6. ### HelenBIn the Brooder

62
0
39
Mar 11, 2010
Kitsap Peninsula
I don't know sand math specifically, but, if you look at it this way: A cubic yard is 3 x 3 x 3 cubic feet, or 27 cubic feet. If you want 6" deep sand, that is, 1/2 of a cubic foot per square foot, a cubic yard will cover 54 square feet. I forget how sand works out in tons, but, I sort of recall that a cubic foot wieghs about 50 pounds. A ton = 2000 pounds, or, if my lower math without a calculator is working, 40 cubic feet, or 80 square feet at 6" deep, or 160 sq ft at 3" deep. Two tons should do it if my premises all hold.

Have fun with your chickens and coop!
Helen

PS It looks like my estimate is at the high end..... but I'll stand by it for now HB

Last edited: May 26, 2010
7. ### PineappleMamaSongster

Quote:Well, I got the cubic feet right... so that's something.

For 2" it says 3750lbs which is 1.875 tons and 3" needs 5625lbs or 2.813 tons

That's allowing 75lbs of sand per cubic foot... as opposed to the 100 lbs per that I was working with.

Guess it really does boil down to what type of sand... ask him how much a cubic foot weighs THERE...
Then you can fill in the blanks more precisely.
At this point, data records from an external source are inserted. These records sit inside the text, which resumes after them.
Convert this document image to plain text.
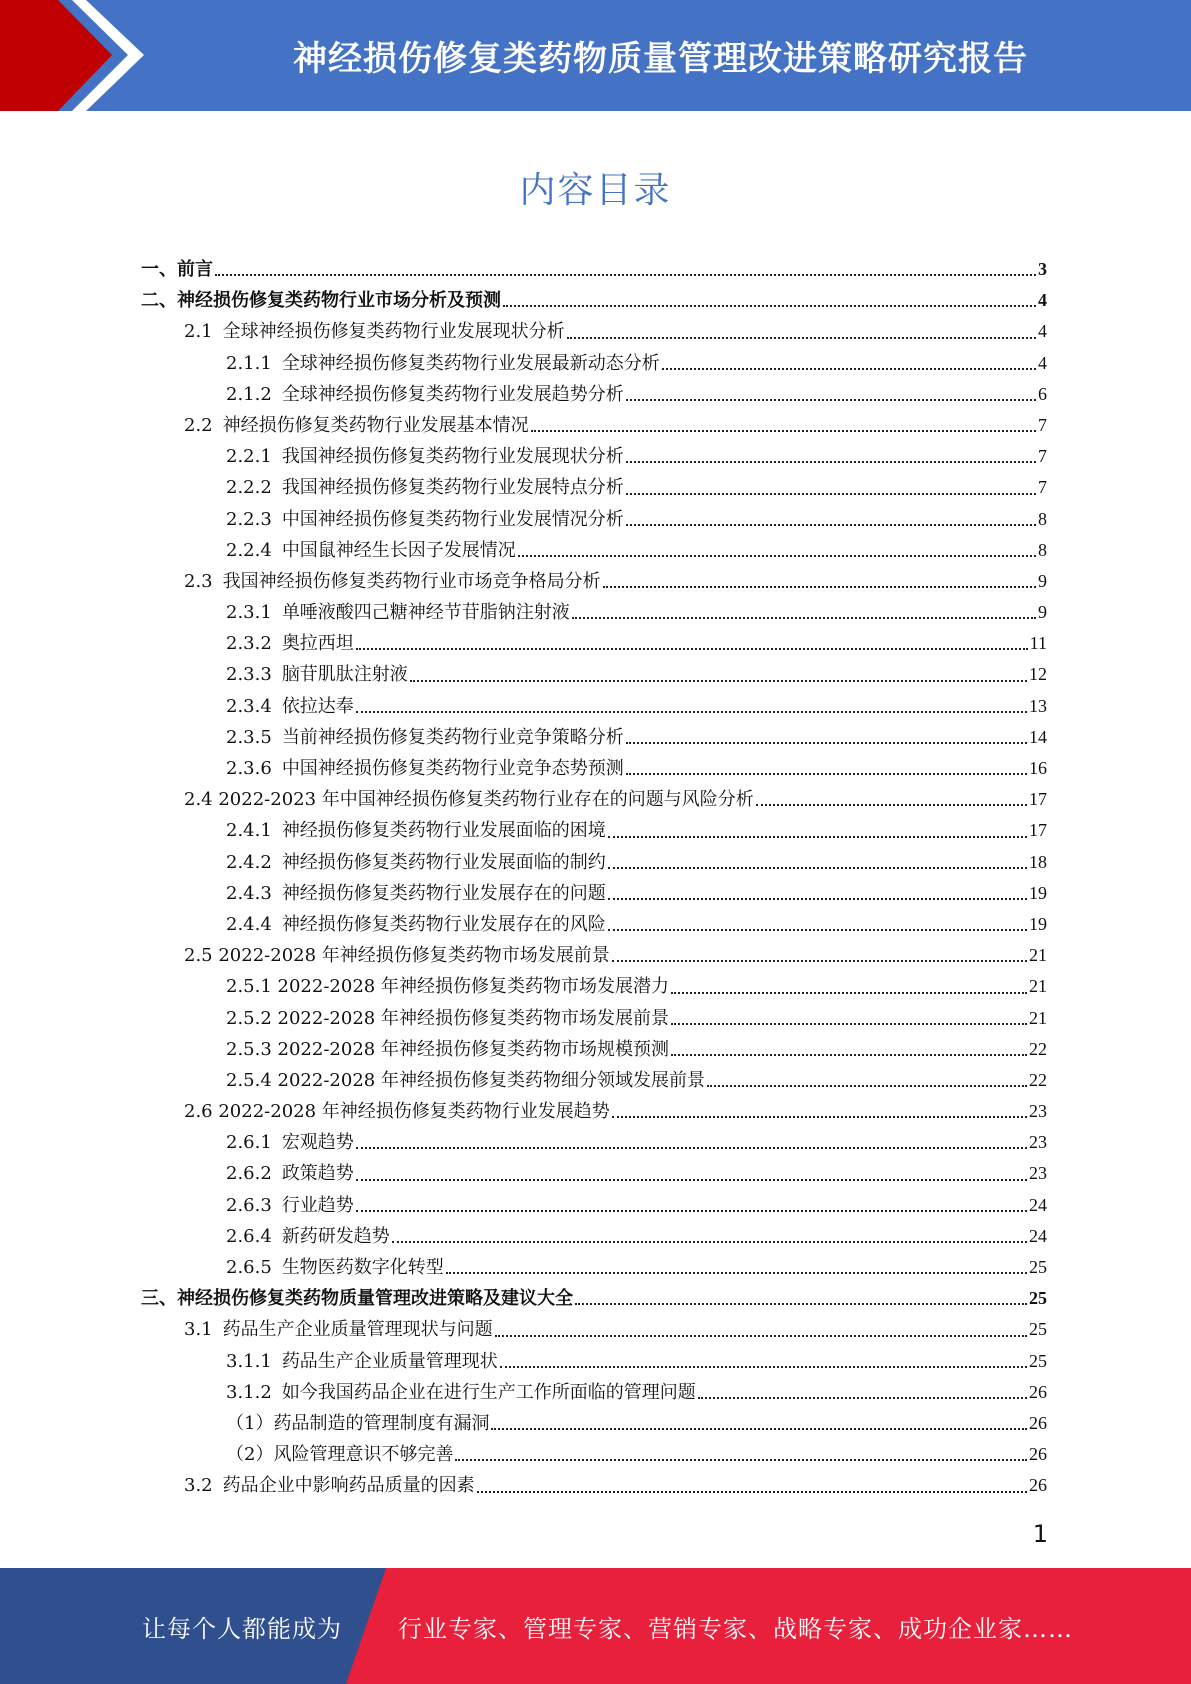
神经损伤修复类药物质量管理改进策略研究报告
内容目录
一、前言	3
二、神经损伤修复类药物行业市场分析及预测	4
2.1 全球神经损伤修复类药物行业发展现状分析	4
2.1.1 全球神经损伤修复类药物行业发展最新动态分析	4
2.1.2 全球神经损伤修复类药物行业发展趋势分析	6
2.2 神经损伤修复类药物行业发展基本情况	7
2.2.1 我国神经损伤修复类药物行业发展现状分析	7
2.2.2 我国神经损伤修复类药物行业发展特点分析	7
2.2.3 中国神经损伤修复类药物行业发展情况分析	8
2.2.4 中国鼠神经生长因子发展情况	8
2.3 我国神经损伤修复类药物行业市场竞争格局分析	9
2.3.1 单唾液酸四己糖神经节苷脂钠注射液	9
2.3.2 奥拉西坦	11
2.3.3 脑苷肌肽注射液	12
2.3.4 依拉达奉	13
2.3.5 当前神经损伤修复类药物行业竞争策略分析	14
2.3.6 中国神经损伤修复类药物行业竞争态势预测	16
2.4 2022-2023 年中国神经损伤修复类药物行业存在的问题与风险分析	17
2.4.1 神经损伤修复类药物行业发展面临的困境	17
2.4.2 神经损伤修复类药物行业发展面临的制约	18
2.4.3 神经损伤修复类药物行业发展存在的问题	19
2.4.4 神经损伤修复类药物行业发展存在的风险	19
2.5 2022-2028 年神经损伤修复类药物市场发展前景	21
2.5.1 2022-2028 年神经损伤修复类药物市场发展潜力	21
2.5.2 2022-2028 年神经损伤修复类药物市场发展前景	21
2.5.3 2022-2028 年神经损伤修复类药物市场规模预测	22
2.5.4 2022-2028 年神经损伤修复类药物细分领域发展前景	22
2.6 2022-2028 年神经损伤修复类药物行业发展趋势	23
2.6.1 宏观趋势	23
2.6.2 政策趋势	23
2.6.3 行业趋势	24
2.6.4 新药研发趋势	24
2.6.5 生物医药数字化转型	25
三、神经损伤修复类药物质量管理改进策略及建议大全	25
3.1 药品生产企业质量管理现状与问题	25
3.1.1 药品生产企业质量管理现状	25
3.1.2 如今我国药品企业在进行生产工作所面临的管理问题	26
（1）药品制造的管理制度有漏洞	26
（2）风险管理意识不够完善	26
3.2 药品企业中影响药品质量的因素	26
1
让每个人都能成为 行业专家、管理专家、营销专家、战略专家、成功企业家……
8. ### ImpAll things share the same breath- Chief Seattle

Quote:Well, I got the cubic feet right... so that's something.

For 2" it says 3750lbs which is 1.875 tons and 3" needs 5625lbs or 2.813 tons

That's allowing 75lbs of sand per cubic foot... as opposed to the 100 lbs per that I was working with.

Guess it really does boil down to what type of sand... ask him how much a cubic foot weighs THERE...
Then you can fill in the blanks more precisely.

That's what happens when I don't read closely. 2400 lbs to fill up the coop.

Imp- I do the same thing with traffic signs.

Thanks PineappleMama

9. ### Qi ChickenSongster

Jul 3, 2009
You guys are awesome! Is 3 inches adequate??

Do you think 300 sq feet is big enough for say 25 chickens?? We only have 16 now, but those polish make me laugh.....etc. etc. you know how it goes!

10. ### dirtsaverSongster

565
10
133
Mar 20, 2010
Northern Kentucky
Remembering from one of my past lives as a dump-truck driver. We never left the quarry with less than mostly full loads. In the tri-axle I drove that meant 25 tons of material. A single-axle dump will handle 9-10 tons so it sounds like they are giving you a break with a "less than loaded" minimum of 5 tons.

Maybe you can find a spot you can stockpile the excess sand for later use.